OpenAI has recruited two high-profile figures as it prepares for a public listing: Noam Shazeer, a foundational mind behind modern generative AI, and Dean Ball, a former White House artificial intelligence policy official.
Shazeer, who co-leads Google’s Gemini project and founded the AI role-playing startup Character AI, announced his departure from Google on Wednesday, according to a report by TechCrunch on the matter. He co-authored the landmark 2017 paper ‘Attention Is All You Need’, which introduced the Transformer architecture that underpins today’s large language models. Google had rehired Shazeer two years ago in a $2.7 billion deal that brought his startup’s technology in-house. His move to OpenAI continues a wave of talent swapping among the top AI labs.
Ball will join OpenAI on July 6 to lead a new team called Strategic Futures. “I am pleased and honoured to announce that … I’ll be joining OpenAI,” he wrote on X on Thursday. In a blog post, he said the small team would report directly to Chief Strategy Officer Jason Kwon and focus on “catastrophic risk, recursive self-improvement, labour market impact, and the relationship between the frontier labs, governments … and society.”

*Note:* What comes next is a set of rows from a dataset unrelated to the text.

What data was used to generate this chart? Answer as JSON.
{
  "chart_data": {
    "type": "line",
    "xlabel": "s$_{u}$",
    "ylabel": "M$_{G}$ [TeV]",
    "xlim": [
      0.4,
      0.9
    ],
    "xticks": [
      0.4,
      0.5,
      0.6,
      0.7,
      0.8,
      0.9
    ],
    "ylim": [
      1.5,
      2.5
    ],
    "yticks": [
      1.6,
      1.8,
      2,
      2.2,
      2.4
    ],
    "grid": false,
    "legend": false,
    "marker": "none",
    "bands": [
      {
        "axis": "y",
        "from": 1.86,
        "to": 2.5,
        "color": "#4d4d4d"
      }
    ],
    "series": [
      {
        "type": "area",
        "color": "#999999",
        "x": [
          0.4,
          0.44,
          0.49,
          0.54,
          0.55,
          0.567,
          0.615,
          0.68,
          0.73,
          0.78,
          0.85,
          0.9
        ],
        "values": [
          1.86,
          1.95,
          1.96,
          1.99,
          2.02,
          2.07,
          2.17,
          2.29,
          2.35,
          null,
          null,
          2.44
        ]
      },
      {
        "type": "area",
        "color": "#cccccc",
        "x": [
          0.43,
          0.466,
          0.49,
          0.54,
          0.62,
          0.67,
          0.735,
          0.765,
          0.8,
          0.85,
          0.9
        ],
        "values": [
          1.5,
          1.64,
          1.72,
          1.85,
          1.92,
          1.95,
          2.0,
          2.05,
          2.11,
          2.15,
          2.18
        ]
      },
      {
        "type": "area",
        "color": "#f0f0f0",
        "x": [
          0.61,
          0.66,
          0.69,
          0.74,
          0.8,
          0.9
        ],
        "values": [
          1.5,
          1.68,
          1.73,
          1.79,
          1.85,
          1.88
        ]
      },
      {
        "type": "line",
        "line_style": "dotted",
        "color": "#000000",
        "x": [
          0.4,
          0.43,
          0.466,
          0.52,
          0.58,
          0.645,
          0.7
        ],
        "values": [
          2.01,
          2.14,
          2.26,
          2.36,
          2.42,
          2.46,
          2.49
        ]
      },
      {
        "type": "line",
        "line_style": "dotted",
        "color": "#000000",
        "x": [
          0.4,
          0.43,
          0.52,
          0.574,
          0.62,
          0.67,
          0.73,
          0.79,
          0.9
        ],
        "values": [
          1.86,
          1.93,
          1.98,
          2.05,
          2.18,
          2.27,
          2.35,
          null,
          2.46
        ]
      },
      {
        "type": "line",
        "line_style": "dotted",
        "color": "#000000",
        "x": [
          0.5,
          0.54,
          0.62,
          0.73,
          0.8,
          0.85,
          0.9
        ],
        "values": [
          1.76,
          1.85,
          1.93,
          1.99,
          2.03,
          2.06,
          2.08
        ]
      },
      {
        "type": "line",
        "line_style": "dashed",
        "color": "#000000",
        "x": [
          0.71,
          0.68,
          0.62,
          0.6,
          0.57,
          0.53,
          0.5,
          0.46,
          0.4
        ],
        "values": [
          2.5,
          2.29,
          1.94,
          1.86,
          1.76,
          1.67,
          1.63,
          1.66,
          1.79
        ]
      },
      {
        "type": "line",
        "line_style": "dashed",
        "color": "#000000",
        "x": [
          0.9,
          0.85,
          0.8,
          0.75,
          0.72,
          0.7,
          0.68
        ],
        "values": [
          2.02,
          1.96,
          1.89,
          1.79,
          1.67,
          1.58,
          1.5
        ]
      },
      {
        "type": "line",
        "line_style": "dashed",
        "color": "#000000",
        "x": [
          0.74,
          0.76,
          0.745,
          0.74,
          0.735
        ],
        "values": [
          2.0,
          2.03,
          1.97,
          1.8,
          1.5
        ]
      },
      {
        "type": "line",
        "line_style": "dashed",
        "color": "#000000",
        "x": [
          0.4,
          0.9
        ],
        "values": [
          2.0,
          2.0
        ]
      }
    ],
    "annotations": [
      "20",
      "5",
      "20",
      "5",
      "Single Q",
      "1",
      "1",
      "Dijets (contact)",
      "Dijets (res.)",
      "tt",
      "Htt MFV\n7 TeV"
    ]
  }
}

Ball served briefly in the Trump White House last year, where he helped draft America’s AI Action Plan before rejoining the techno-libertarian think tank Foundation for American Innovation. He noted in his post that internal governance will be “more central to the future of AI than most people realise,” suggesting the Strategic Futures team will shape both external policy and OpenAI’s own decision-making.
The hires come as OpenAI’s chief rival Anthropic faces fresh government pressure. Late last week, US President Donald Trump ordered an export ban on Anthropic’s latest models, forcing the firm to take them down. Ball’s appointment signals OpenAI’s effort to secure its insider status while navigating an increasingly politicised regulatory landscape.